There were days when the thought of Adam at Disneyland was something I’d picture in mind just to get through a horrible day. (You know, kind of like how I refer to Hawaii).
Than I thought of it as a far out of reach goal. One day out of the blue I whispered under my breath,
“God, if this Your Will please make it happen. If this is meant to be help us because I do not see a way.”
Let me say He did it!
By an “unexpected gift” of 5 Disneyland tickets!

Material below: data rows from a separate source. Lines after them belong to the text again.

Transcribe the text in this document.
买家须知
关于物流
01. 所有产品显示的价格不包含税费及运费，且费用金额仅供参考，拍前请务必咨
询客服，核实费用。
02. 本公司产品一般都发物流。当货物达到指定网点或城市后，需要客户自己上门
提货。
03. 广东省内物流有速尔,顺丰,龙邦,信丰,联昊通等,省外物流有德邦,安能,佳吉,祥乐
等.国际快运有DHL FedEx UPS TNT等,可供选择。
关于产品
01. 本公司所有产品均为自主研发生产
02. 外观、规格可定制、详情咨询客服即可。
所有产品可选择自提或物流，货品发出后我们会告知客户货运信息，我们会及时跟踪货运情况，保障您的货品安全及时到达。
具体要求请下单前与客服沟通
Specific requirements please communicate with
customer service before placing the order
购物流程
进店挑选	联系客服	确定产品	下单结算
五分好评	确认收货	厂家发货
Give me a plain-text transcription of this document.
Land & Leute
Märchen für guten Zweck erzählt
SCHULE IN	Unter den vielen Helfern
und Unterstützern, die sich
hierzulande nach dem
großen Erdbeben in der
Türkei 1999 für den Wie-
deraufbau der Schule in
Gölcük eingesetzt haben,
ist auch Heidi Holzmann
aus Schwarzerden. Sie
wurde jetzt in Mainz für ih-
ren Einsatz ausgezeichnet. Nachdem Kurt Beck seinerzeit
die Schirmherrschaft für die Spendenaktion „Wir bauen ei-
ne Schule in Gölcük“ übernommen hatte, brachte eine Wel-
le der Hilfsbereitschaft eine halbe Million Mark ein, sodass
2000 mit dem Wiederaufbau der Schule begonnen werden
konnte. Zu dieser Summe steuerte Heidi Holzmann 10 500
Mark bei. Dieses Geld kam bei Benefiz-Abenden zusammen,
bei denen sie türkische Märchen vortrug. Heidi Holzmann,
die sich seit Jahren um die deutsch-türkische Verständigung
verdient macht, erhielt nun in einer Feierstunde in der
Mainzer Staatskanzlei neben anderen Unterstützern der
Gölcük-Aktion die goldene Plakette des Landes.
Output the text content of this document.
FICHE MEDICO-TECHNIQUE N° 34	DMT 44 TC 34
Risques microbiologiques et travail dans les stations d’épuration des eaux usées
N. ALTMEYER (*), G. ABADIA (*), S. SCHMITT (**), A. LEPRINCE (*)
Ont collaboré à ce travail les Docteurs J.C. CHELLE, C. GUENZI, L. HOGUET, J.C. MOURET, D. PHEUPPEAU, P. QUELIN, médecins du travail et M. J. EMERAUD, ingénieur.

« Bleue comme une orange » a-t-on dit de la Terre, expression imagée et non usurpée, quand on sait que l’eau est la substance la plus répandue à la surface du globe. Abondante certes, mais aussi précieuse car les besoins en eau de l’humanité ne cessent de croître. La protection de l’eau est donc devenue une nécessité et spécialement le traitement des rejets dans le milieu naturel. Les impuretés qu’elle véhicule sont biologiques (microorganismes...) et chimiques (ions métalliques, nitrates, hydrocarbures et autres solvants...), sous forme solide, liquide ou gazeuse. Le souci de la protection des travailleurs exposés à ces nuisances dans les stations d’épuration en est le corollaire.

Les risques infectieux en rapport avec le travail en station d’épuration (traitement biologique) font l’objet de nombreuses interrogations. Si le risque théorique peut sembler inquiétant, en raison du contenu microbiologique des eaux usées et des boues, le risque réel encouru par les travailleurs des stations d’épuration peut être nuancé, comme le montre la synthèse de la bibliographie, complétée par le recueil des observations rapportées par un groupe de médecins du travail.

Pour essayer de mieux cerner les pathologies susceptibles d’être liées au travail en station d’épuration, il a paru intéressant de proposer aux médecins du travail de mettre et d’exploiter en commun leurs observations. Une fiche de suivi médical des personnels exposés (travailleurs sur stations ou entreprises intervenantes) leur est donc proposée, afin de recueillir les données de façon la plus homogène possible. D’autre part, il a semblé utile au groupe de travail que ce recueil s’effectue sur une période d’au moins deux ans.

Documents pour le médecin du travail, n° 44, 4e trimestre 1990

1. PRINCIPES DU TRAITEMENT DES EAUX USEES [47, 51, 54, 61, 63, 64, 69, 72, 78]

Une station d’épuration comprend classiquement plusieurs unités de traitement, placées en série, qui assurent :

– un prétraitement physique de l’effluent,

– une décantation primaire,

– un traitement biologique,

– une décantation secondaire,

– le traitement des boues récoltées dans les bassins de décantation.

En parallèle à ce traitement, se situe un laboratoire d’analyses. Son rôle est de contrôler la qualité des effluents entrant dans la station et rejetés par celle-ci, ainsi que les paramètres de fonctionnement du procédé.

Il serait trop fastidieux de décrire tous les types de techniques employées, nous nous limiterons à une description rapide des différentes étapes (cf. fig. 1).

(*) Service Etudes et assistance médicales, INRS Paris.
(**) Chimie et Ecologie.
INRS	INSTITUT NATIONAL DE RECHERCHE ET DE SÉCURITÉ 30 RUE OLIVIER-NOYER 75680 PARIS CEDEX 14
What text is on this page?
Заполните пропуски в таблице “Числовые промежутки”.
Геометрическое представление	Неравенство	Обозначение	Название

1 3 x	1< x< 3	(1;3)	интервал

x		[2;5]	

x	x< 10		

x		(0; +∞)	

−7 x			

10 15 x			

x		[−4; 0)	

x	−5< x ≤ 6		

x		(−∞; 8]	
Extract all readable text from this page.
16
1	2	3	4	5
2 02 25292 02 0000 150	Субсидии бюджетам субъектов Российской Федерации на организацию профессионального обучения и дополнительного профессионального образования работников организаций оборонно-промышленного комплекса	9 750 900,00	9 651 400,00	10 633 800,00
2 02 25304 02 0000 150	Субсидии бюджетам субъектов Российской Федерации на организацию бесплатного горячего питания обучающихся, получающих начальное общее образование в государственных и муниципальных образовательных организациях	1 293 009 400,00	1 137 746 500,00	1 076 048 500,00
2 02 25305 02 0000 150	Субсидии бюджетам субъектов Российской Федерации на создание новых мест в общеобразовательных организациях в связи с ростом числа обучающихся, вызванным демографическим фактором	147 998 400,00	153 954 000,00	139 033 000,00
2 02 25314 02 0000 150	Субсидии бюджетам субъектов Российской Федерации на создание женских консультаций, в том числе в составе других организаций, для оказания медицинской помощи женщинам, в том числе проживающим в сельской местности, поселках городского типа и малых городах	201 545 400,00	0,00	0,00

Adam’s nurse was able to go and our hotels conjoined so when her shift was over she just went next door and when morning came I carried Adam to her room as we packed an prepped.
Some may ask how i know it was God’s. I know it was GOD’s plan because of this: the day we went to DisneyLand was the same day they celebrate Epilepsy Awareness Day!
We had NO IDEA UNTIL WE ARRIVED and saw the hundreds of people wearing purple epilepsy awareness shirts and they had Mickey on the front.
God knows the details of our heart’s desire.